Een ondernemer heeft het voornemen auto’s te verhuren. Voor de financiering van haar ondernemingsactiviteiten wil ze de teruggaaf omzetbelasting gebruiken, maar die komt niet. De ondernemer stelt vervolgens de Belastingdienst aansprakelijk voor het verlies op de gedwongen verkoop van de auto’s vanwege de geweigerde teruggaaf.
Een ondernemer heeft zich in 2018 als ondernemer voor de omzetbelasting aangemeld bij de Belastingdienst. Vanaf dat moment heeft zij voornamelijk nihilaangiften omzetbelasting ingediend. Voor het tweede kwartaal van 2021 vraagt zij om een teruggaaf van €13.697 vanwege de voorbelasting op twee Mercedessen, bedoeld voor verhuur. Naar aanleiding van dit verzoek heeft de inspecteur een vragenbrief gestuurd en heeft hij een onderzoek aangekondigd. Vervolgens is de gevraagde teruggaaf geweigerd. Ook heeft de inspecteur een naheffingsaanslag opgelegd. De ondernemer heeft in 2021 korte tijd na aanschaf de auto’s met verlies moeten verkopen. Zij stelde dat de vertraging bij de teruggaaf te wijten was aan discriminatie. De inspecteur heeft dit ontkend en stelt dat de controle gerechtvaardigd was door de vele nihilaangiften die de ondernemer heeft ingediend.
Het geschil
Bij rechtbank Zeeland-West-Brabant is de naheffingsaanslag in geschil en de vraag of de inspecteur de ondernemer heeft gediscrimineerd.

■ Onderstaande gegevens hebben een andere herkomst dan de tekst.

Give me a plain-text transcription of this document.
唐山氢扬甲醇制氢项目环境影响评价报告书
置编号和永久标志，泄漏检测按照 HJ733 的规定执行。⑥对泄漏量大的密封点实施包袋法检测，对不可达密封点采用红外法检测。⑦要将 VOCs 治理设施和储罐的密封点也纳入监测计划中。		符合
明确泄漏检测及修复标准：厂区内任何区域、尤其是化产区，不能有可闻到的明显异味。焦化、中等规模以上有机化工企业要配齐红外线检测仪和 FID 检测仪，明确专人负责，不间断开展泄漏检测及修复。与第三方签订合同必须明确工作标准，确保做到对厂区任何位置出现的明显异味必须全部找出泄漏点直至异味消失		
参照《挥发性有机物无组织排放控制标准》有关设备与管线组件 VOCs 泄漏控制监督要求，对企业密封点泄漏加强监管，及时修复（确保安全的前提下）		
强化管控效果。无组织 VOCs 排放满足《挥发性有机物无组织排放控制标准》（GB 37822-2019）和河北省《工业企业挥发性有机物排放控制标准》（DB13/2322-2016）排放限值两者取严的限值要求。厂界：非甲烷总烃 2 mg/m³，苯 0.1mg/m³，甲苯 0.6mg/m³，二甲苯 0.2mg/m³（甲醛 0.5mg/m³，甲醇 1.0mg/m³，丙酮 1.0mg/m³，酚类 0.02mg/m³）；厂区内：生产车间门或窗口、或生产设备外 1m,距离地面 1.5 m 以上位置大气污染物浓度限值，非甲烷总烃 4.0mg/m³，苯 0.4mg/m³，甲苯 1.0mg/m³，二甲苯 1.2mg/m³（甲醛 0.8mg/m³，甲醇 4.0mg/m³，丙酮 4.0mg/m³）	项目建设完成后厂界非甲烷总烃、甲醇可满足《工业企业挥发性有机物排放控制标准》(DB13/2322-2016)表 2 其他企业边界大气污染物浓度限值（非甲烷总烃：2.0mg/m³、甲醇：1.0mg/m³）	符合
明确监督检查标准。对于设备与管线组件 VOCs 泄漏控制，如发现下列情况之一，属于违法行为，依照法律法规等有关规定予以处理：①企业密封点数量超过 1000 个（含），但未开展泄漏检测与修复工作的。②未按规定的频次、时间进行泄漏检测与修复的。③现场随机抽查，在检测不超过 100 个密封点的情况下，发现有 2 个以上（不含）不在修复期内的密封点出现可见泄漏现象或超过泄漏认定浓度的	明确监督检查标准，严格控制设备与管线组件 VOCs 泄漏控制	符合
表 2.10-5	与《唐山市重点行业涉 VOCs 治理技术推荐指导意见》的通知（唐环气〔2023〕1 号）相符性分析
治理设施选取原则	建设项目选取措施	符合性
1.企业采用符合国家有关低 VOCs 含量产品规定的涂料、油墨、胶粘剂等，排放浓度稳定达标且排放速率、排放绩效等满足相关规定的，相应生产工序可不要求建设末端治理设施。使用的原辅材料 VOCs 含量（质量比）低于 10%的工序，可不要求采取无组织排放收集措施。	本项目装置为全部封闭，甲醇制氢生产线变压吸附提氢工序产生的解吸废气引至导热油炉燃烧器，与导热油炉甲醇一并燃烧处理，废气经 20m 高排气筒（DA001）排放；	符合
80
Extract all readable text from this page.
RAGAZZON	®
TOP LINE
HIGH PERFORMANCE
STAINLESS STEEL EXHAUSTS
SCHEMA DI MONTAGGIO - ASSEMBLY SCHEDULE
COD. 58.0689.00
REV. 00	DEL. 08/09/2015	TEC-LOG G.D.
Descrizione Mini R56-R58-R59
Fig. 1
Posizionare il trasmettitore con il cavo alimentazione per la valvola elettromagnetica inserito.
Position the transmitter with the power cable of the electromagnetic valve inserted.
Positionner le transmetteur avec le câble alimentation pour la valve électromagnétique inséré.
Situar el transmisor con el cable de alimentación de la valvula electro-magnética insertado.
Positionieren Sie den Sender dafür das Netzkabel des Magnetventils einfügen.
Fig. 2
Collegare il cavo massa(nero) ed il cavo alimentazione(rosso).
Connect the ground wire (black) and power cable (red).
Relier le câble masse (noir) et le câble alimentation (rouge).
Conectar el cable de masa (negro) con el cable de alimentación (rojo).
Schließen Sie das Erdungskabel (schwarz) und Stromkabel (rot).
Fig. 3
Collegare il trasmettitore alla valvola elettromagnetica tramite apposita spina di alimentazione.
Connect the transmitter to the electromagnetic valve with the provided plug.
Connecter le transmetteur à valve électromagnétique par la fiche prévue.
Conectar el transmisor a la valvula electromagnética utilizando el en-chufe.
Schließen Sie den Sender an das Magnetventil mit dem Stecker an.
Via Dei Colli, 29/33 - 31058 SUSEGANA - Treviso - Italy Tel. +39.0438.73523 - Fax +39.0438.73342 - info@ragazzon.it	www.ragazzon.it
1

Meer gemaakte kosten niet aannemelijk gemaakt
Tijdens de zitting geeft de inspecteur toe dat in het controlerapport rekenfouten zijn gemaakt. Hij is daarom van mening dat de naheffingsaanslag moet worden verminderd naar € 19.222. De rechtbank ziet geen aanleiding voor een verdere vermindering van de naheffingsaanslag, omdat de ondernemer niet aannemelijk heeft gemaakt dat zij meer kosten heeft gemaakt dan de facturen die zij heeft overgelegd. Ook is geen sprake van discriminatie door de inspecteur.

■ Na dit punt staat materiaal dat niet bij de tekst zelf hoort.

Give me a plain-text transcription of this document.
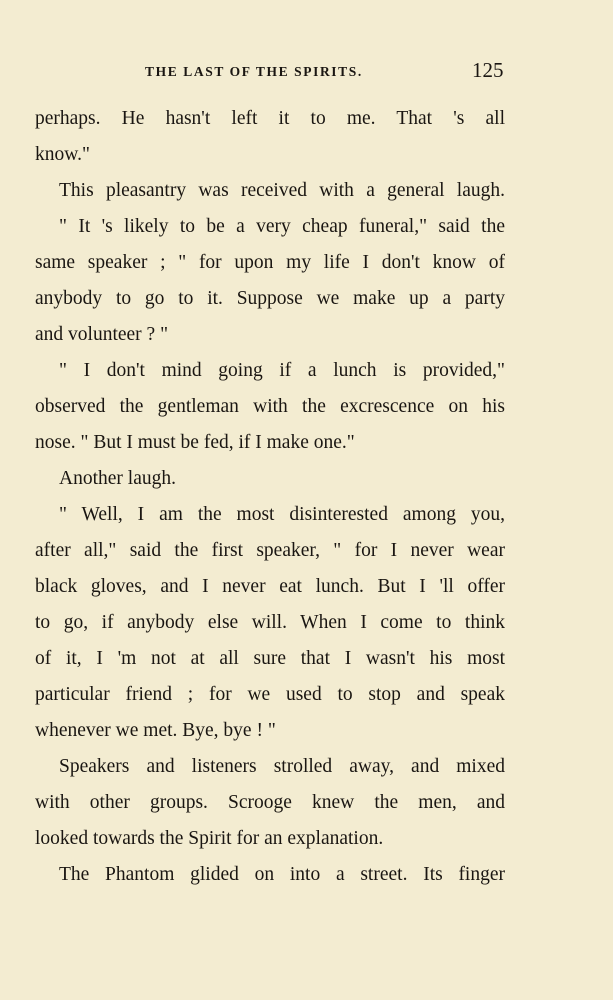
THE LAST OF THE SPIRITS.	125
perhaps. He hasn't left it to me. That 's all
know."
This pleasantry was received with a general laugh.
" It 's likely to be a very cheap funeral," said the
same speaker ; " for upon my life I don't know of
anybody to go to it. Suppose we make up a party
and volunteer ? "
" I don't mind going if a lunch is provided,"
observed the gentleman with the excrescence on his
nose. " But I must be fed, if I make one."
Another laugh.
" Well, I am the most disinterested among you,
after all," said the first speaker, " for I never wear
black gloves, and I never eat lunch. But I 'll offer
to go, if anybody else will. When I come to think
of it, I 'm not at all sure that I wasn't his most
particular friend ; for we used to stop and speak
whenever we met. Bye, bye ! "
Speakers and listeners strolled away, and mixed
with other groups. Scrooge knew the men, and
looked towards the Spirit for an explanation.
The Phantom glided on into a street. Its finger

Verlies bij verkoop op auto’s niet de schuld van de Belastingdienst
De rechtbank acht niet aannemelijk dat de late reactie van de inspecteur op het verzoek om aftrek van voorbelasting heeft geleid tot een substantiële vermindering van de waarde van de auto’s die de ondernemer heeft verkocht. De rechtbank acht het ondernemersplan van de ondernemer niet realistisch en onvoldoende onderbouwd, waardoor het verlies eerder daaraan te wijten is dan aan de trage besluitvorming van de inspecteur.